CNN's Henry Hanks wrote the episode "is reason enough to bring this series back for another season," and praised Noble's performance as Emmy-worthy; Hanks also loved the "genius" musical score written by composers Michael Giacchino and Chris Tilton. Noel Murray from The A.V. Club graded the episode with an A−, explaining that, like the other reviewers, he loved the opening sequence with Peter on the lake, the newest mythology details, as well as how Walternate discovered the prime universe. Murray also loved the "mood" of the episode, but had minor problems with the plot, as he thought it was now harder to believe Olivia, Peter, and Walter were strangers to each other in the first season. James Poniewozik of Time magazine concluded that the episode "was not the revelation that 'Peter' was, though a phase-shifting Olivia’s mistaking of Walternate for Walter was one of the series’ most mindblowing moments (and, again, a Lostian bit of disorienting sleight of hand). But it was again an effective detour in which Fringe reminded us that time has parallels just as space does, and that the past is emotionally overlaid on the present just as its Over There is overlaid on our world."

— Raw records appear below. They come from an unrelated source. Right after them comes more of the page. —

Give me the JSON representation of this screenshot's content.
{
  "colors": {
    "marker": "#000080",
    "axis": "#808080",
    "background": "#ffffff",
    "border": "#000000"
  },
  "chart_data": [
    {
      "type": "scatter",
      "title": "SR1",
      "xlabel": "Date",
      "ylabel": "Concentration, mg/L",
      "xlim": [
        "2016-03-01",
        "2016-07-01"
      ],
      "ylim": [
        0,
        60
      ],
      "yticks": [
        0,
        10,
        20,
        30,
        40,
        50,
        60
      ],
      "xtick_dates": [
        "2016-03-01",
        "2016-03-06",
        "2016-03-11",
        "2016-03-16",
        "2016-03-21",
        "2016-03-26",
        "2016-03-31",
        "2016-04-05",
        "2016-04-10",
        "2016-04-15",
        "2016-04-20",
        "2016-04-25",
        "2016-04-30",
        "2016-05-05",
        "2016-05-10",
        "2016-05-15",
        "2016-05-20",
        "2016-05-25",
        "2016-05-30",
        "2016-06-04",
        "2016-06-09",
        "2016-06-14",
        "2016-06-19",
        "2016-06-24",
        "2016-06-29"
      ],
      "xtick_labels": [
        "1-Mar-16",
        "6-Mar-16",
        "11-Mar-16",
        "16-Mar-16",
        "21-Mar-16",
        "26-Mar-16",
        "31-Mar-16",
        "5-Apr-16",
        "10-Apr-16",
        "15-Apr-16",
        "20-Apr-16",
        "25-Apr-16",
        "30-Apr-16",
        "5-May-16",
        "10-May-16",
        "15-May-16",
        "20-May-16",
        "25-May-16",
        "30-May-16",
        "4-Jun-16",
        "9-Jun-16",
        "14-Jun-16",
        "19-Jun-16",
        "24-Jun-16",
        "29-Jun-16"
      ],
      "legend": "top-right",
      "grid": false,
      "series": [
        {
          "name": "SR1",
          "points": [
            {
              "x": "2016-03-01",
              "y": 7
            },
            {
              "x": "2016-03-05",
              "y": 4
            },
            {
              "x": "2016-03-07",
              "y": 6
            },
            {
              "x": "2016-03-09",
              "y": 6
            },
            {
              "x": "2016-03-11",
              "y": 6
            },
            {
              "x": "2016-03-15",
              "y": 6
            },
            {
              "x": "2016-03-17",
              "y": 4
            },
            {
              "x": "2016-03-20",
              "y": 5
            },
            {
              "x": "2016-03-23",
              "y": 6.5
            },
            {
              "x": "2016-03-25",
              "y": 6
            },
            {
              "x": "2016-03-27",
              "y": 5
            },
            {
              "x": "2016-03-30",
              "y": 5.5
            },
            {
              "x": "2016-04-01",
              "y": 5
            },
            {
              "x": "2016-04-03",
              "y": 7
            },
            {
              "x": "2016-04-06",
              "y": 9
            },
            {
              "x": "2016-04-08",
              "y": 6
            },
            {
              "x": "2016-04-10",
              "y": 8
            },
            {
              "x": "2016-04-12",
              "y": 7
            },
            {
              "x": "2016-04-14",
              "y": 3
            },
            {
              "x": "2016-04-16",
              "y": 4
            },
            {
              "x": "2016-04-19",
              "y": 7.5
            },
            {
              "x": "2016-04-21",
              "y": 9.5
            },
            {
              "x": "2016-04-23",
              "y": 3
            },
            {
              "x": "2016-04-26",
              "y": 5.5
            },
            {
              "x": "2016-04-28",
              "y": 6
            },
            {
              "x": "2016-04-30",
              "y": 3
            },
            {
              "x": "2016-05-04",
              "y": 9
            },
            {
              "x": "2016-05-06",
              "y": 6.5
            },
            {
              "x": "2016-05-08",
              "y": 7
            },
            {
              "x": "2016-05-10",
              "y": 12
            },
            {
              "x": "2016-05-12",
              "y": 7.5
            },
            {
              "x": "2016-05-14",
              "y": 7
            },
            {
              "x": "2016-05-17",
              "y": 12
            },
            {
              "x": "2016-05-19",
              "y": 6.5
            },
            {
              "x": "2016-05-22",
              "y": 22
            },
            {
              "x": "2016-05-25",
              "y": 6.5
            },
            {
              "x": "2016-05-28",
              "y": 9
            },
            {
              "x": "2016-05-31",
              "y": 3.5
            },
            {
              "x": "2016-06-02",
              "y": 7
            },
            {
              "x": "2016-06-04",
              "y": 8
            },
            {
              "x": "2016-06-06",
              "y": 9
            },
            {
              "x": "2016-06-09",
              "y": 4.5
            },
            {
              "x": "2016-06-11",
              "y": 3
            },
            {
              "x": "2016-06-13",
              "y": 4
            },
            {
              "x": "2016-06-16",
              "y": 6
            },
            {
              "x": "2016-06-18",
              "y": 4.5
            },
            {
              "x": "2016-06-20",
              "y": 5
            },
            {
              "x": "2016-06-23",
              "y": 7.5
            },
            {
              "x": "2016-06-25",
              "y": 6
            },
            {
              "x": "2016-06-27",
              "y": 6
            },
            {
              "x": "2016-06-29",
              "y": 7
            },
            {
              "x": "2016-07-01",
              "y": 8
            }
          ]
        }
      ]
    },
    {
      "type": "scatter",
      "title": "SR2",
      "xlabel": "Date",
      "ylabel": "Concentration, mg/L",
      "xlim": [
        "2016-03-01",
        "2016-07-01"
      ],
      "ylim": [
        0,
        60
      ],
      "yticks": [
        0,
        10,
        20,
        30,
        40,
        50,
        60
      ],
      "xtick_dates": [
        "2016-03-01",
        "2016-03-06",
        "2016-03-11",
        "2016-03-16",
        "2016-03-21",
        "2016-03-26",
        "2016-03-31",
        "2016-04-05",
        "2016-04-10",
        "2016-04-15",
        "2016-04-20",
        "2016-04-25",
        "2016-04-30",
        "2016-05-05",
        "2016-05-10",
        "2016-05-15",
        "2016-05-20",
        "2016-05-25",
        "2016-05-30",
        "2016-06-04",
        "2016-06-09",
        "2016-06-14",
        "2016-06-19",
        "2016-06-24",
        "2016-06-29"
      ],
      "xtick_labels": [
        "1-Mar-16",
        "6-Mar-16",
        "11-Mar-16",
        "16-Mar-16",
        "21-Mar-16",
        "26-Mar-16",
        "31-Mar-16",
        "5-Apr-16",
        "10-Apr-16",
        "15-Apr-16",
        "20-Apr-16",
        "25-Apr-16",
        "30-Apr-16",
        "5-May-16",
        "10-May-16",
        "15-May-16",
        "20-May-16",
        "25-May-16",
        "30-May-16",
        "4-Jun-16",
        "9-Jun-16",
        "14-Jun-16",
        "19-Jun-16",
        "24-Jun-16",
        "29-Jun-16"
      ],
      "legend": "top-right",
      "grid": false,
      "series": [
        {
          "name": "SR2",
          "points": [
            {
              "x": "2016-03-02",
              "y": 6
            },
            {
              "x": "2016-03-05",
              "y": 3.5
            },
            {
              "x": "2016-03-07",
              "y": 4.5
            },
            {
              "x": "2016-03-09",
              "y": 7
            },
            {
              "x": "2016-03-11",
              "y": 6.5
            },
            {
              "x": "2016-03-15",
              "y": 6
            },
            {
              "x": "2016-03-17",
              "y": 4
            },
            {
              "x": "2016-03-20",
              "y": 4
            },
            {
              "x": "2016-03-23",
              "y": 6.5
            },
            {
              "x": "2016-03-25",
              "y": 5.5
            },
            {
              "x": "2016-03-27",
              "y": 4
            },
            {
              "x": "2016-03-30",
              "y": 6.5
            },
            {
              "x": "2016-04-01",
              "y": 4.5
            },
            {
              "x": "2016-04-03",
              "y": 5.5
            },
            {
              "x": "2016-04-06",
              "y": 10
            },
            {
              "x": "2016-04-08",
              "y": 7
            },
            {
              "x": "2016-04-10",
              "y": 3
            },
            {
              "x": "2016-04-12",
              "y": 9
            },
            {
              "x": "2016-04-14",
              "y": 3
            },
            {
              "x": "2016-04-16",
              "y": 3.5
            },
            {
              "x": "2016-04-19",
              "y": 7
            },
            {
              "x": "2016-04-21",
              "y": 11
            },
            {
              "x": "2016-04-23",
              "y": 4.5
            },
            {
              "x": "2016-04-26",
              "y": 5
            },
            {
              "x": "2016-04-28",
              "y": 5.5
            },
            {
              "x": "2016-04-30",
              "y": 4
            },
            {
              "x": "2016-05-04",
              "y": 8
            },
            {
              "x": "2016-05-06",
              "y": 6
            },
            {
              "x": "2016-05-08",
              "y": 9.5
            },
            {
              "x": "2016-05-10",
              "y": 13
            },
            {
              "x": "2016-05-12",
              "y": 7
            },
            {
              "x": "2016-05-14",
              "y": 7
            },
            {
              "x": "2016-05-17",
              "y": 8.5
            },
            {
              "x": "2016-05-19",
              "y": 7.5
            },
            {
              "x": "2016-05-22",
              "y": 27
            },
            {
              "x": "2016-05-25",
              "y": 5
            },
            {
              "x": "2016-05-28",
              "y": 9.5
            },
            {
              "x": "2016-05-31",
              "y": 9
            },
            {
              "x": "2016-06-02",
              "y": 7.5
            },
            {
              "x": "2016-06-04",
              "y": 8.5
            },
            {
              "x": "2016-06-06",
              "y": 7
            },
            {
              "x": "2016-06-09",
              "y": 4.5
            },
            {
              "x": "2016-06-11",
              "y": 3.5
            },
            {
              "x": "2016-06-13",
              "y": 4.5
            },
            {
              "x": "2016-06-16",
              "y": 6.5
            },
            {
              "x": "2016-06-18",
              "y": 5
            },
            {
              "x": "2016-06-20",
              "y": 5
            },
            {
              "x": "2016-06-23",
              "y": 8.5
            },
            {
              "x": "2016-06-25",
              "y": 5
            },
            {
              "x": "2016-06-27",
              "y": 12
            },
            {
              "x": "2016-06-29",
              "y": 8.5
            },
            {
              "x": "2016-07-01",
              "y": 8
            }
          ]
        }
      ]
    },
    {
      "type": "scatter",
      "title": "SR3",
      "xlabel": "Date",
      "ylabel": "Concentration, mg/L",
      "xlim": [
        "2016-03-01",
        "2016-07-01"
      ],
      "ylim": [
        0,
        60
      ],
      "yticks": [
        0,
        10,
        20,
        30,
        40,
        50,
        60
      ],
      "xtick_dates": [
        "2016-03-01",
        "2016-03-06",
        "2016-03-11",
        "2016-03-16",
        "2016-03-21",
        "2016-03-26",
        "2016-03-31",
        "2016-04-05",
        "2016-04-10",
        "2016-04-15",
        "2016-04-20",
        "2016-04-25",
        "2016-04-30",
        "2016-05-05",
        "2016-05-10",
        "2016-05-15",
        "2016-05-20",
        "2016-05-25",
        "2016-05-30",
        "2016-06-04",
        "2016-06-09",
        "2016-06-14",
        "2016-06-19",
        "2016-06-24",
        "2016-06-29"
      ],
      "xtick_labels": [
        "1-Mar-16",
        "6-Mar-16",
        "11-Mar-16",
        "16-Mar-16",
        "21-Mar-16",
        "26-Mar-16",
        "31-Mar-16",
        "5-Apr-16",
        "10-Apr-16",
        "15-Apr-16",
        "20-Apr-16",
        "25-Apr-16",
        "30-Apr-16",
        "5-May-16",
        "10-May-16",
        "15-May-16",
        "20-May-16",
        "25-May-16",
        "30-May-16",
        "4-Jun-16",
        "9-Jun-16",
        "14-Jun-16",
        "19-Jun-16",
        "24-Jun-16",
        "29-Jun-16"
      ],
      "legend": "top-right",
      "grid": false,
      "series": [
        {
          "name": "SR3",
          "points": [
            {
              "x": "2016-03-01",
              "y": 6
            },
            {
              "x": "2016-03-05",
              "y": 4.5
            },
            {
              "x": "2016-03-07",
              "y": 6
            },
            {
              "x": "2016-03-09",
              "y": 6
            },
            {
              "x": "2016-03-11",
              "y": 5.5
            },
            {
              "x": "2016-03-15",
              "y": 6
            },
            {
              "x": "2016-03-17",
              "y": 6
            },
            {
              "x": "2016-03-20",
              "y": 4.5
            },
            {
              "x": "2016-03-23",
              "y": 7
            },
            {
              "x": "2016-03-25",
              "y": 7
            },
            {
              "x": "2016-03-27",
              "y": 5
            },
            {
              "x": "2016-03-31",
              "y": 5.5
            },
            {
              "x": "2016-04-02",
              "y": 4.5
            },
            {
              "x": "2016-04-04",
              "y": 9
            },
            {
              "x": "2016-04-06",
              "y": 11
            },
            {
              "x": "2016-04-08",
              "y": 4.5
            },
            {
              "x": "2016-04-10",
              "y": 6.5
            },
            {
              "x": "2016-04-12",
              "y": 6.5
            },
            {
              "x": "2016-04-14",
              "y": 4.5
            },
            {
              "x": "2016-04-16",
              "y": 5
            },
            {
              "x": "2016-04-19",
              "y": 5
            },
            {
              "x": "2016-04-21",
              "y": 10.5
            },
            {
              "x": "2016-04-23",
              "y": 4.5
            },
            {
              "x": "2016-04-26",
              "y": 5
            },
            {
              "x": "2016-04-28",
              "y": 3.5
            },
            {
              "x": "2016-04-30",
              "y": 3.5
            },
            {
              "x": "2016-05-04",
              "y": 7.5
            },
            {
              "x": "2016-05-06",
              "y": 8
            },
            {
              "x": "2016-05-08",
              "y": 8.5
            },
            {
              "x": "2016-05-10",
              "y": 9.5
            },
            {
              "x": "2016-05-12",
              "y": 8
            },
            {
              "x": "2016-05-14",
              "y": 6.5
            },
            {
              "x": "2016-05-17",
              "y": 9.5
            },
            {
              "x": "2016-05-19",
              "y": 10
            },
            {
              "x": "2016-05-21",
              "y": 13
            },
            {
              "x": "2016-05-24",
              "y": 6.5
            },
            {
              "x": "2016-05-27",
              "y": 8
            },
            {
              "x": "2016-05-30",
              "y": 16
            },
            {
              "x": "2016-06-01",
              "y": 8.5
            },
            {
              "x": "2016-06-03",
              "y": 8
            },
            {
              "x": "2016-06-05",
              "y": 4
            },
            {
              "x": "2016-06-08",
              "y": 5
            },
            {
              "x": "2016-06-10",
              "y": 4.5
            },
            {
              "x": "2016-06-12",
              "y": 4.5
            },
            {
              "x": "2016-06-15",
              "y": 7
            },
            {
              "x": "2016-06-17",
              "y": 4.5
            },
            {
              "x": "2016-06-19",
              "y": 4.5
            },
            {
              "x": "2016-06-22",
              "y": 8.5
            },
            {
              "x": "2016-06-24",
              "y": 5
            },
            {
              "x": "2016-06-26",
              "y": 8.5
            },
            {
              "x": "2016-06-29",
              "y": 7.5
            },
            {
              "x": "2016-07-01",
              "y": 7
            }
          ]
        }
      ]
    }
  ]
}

TV.com staff highlighted "Subject 13" as one of the best television episodes of the 2010–11 United States network television schedule. Jeff Jensen of Entertainment Weekly named "Subject 13" the third best episode of the series, explaining "The nighttime scene between the two kids (well played by Chandler Canterbury and Karley Scott Collins) in the field of white tulips might be the most memorable scene in all of Fringe. 'Subject 13' is also one of the great parallel universe episodes, too, charting the shattering impact of Peter's abduction on both sets of Walter and Elizabeth (Orla Brady). 'Subject 13' was so essential, so emotionally wrenching." IGN found the episode to be the fifth best of the series.

===Awards and nominations===

At the 33rd Young Artist Awards, Chandler Canterbury received a nomination for Best Performance In a TV Series – Guest Starring Young Actor 11-13, but lost to Austin Michael Coleman of House M.D. and Baljodh Nagra of R.L. Stine's The Haunting Hour.